Recovery from a hamstring tendinopathy requires specific management, exercise prescription and progression and patience. Even the best rehabilitation program followed by the most compliant person can take several months to see a full recovery. Your recovery plan will typically include:

  • Altering the training load, whether its a decrease is speed or length of runs, removing hills or resting from running for a short period of time whilst staying fit and strong doing some form of cross training. This could mean decreasing weights or depth of squats or deadlifts for a gym goer. The key is to not rest completely as this will further decondition your tendon and prevent recovery and return to sport.
  • Careful monitoring of symptoms. You want to keep any pain to less than 4/10 on a pain scale. You also don’t want any pain to linger for longer than 24hours following exercise. 
  • Avoid stretching and stretching with load (lunges, prolonged sitting on hard seats, heavy and full range of motion deadlifts).
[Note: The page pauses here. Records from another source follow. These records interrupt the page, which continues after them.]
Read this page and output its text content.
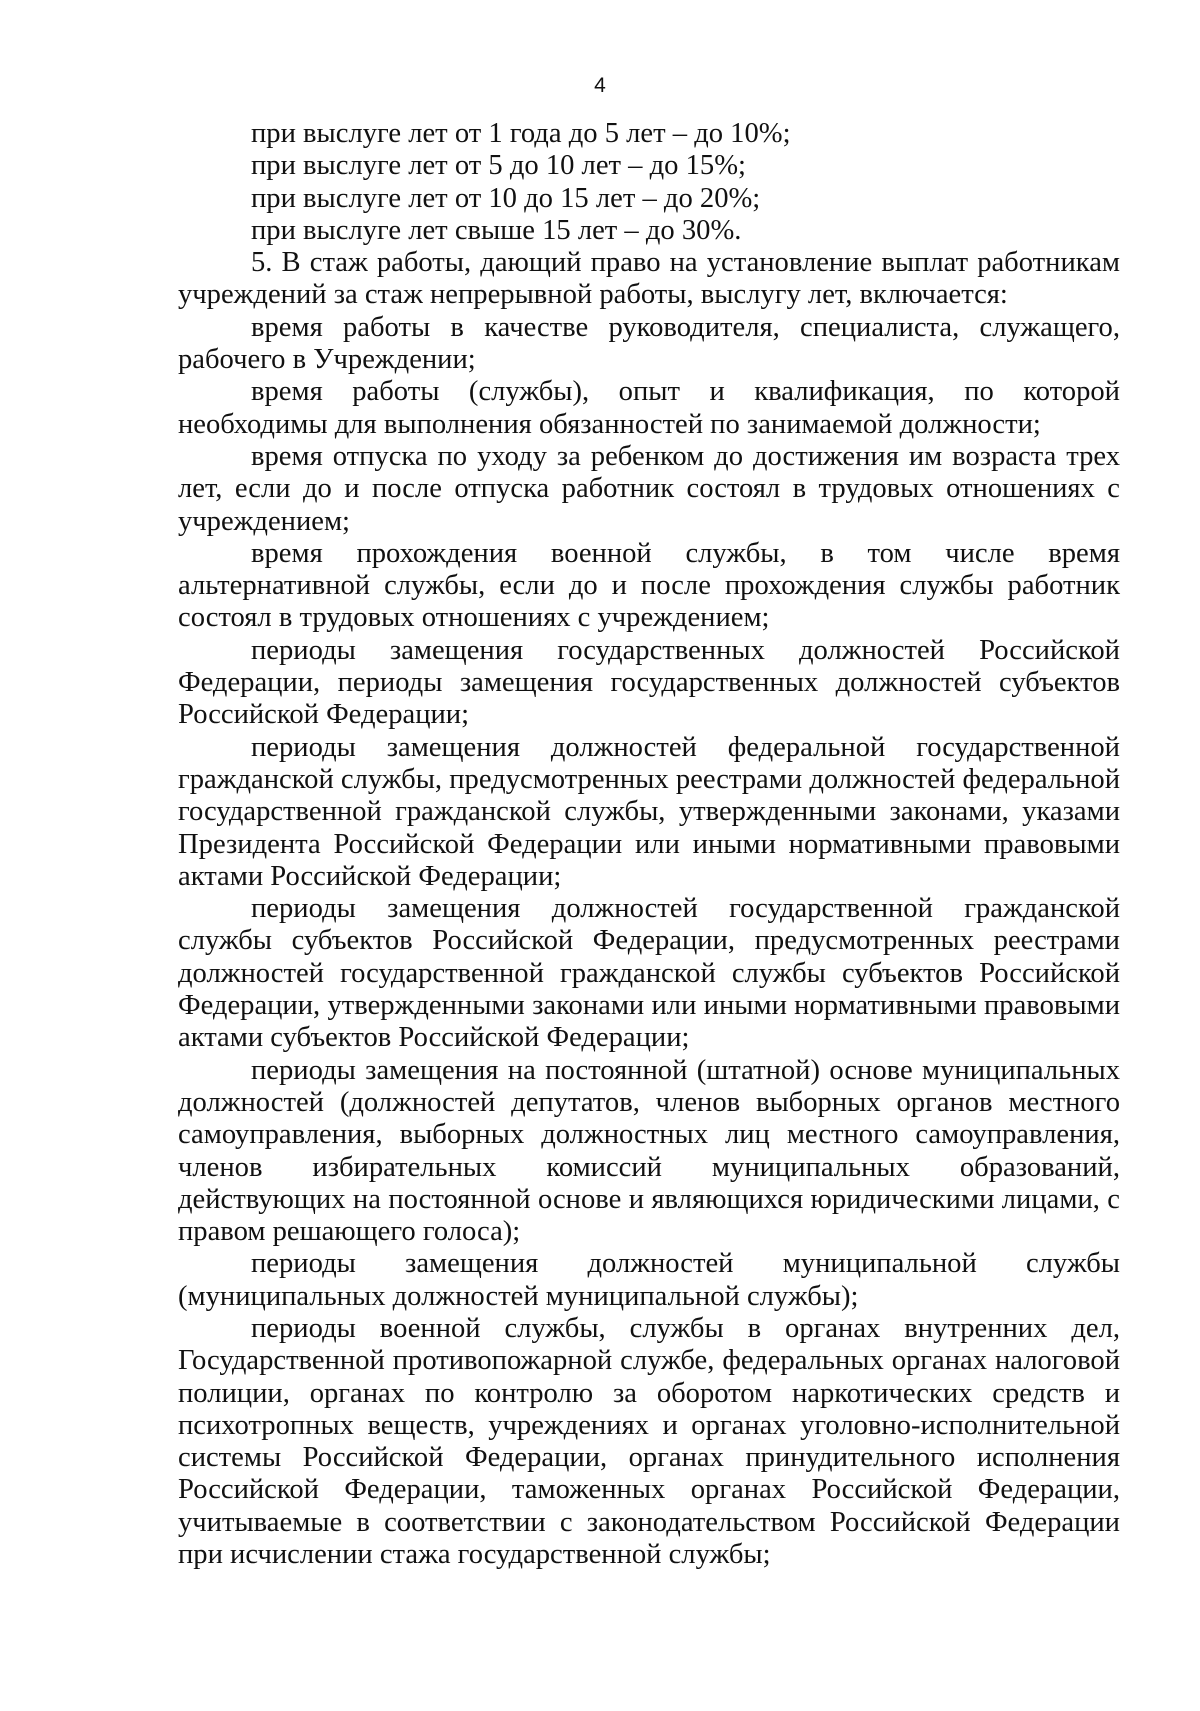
4

при выслуге лет от 1 года до 5 лет – до 10%;

при выслуге лет от 5 до 10 лет – до 15%;

при выслуге лет от 10 до 15 лет – до 20%;

при выслуге лет свыше 15 лет – до 30%.

5. В стаж работы, дающий право на установление выплат работникам учреждений за стаж непрерывной работы, выслугу лет, включается:

время работы в качестве руководителя, специалиста, служащего, рабочего в Учреждении;

время работы (службы), опыт и квалификация, по которой необходимы для выполнения обязанностей по занимаемой должности;

время отпуска по уходу за ребенком до достижения им возраста трех лет, если до и после отпуска работник состоял в трудовых отношениях с учреждением;

время прохождения военной службы, в том числе время альтернативной службы, если до и после прохождения службы работник состоял в трудовых отношениях с учреждением;

периоды замещения государственных должностей Российской Федерации, периоды замещения государственных должностей субъектов Российской Федерации;

периоды замещения должностей федеральной государственной гражданской службы, предусмотренных реестрами должностей федеральной государственной гражданской службы, утвержденными законами, указами Президента Российской Федерации или иными нормативными правовыми актами Российской Федерации;

периоды замещения должностей государственной гражданской службы субъектов Российской Федерации, предусмотренных реестрами должностей государственной гражданской службы субъектов Российской Федерации, утвержденными законами или иными нормативными правовыми актами субъектов Российской Федерации;

периоды замещения на постоянной (штатной) основе муниципальных должностей (должностей депутатов, членов выборных органов местного самоуправления, выборных должностных лиц местного самоуправления, членов избирательных комиссий муниципальных образований, действующих на постоянной основе и являющихся юридическими лицами, с правом решающего голоса);

периоды замещения должностей муниципальной службы (муниципальных должностей муниципальной службы);

периоды военной службы, службы в органах внутренних дел, Государственной противопожарной службе, федеральных органах налоговой полиции, органах по контролю за оборотом наркотических средств и психотропных веществ, учреждениях и органах уголовно-исполнительной системы Российской Федерации, органах принудительного исполнения Российской Федерации, таможенных органах Российской Федерации, учитываемые в соответствии с законодательством Российской Федерации при исчислении стажа государственной службы;
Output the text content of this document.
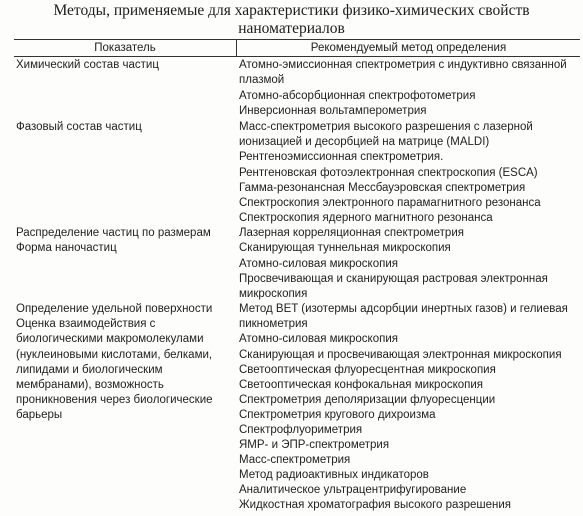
Методы, применяемые для характеристики физико-химических свойств
наноматериалов
Показатель	Рекомендуемый метод определения
Химический состав частиц
Фазовый состав частиц
Распределение частиц по размерам
Форма наночастиц
Определение удельной поверхности
Оценка взаимодействия с
биологическими макромолекулами
(нуклеиновыми кислотами, белками,
липидами и биологическим
мембранами), возможность
проникновения через биологические
барьеры
Атомно-эмиссионная спектрометрия с индуктивно связанной
плазмой
Атомно-абсорбционная спектрофотометрия
Инверсионная вольтамперометрия
Масс-спектрометрия высокого разрешения с лазерной
ионизацией и десорбцией на матрице (MALDI)
Рентгеноэмиссионная спектрометрия.
Рентгеновская фотоэлектронная спектроскопия (ESCA)
Гамма-резонансная Мессбауэровская спектрометрия
Спектроскопия электронного парамагнитного резонанса
Спектроскопия ядерного магнитного резонанса
Лазерная корреляционная спектрометрия
Сканирующая туннельная микроскопия
Атомно-силовая микроскопия
Просвечивающая и сканирующая растровая электронная
микроскопия
Метод BET (изотермы адсорбции инертных газов) и гелиевая
пикнометрия
Атомно-силовая микроскопия
Сканирующая и просвечивающая электронная микроскопия
Светооптическая флуоресцентная микроскопия
Светооптическая конфокальная микроскопия
Спектрометрия деполяризации флуоресценции
Спектрометрия кругового дихроизма
Спектрофлуориметрия
ЯМР- и ЭПР-спектрометрия
Масс-спектрометрия
Метод радиоактивных индикаторов
Аналитическое ультрацентрифугирование
Жидкостная хроматография высокого разрешения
  • Isometric loading of the hamstring is often a great place to start, this involves the hamstring working without any joint movement. This form of exercise has been found to reduce pain and increase strength to protect the tendon whilst rehabilitating the tendinopathy. 
  • As able, you slowly progress hamstring strength training until return to full training load is achieved. Throughout this process, appropriate rest periods are required between training sessions for best tendon healing results. 

So next time someone says they have ‘done’ their hamstring you can hopefully help them point them in the right direction! If you have a hamstring injury it is important to work closely with your Beyond practitioner throughout your tendinopathy recovery so we can ensure you’re making the best training modifications and completing the right additional exercises for your recovery and goals. This way we can help you MOVE THROUGH LIFE (minus the pain in the bum) as quickly as possible!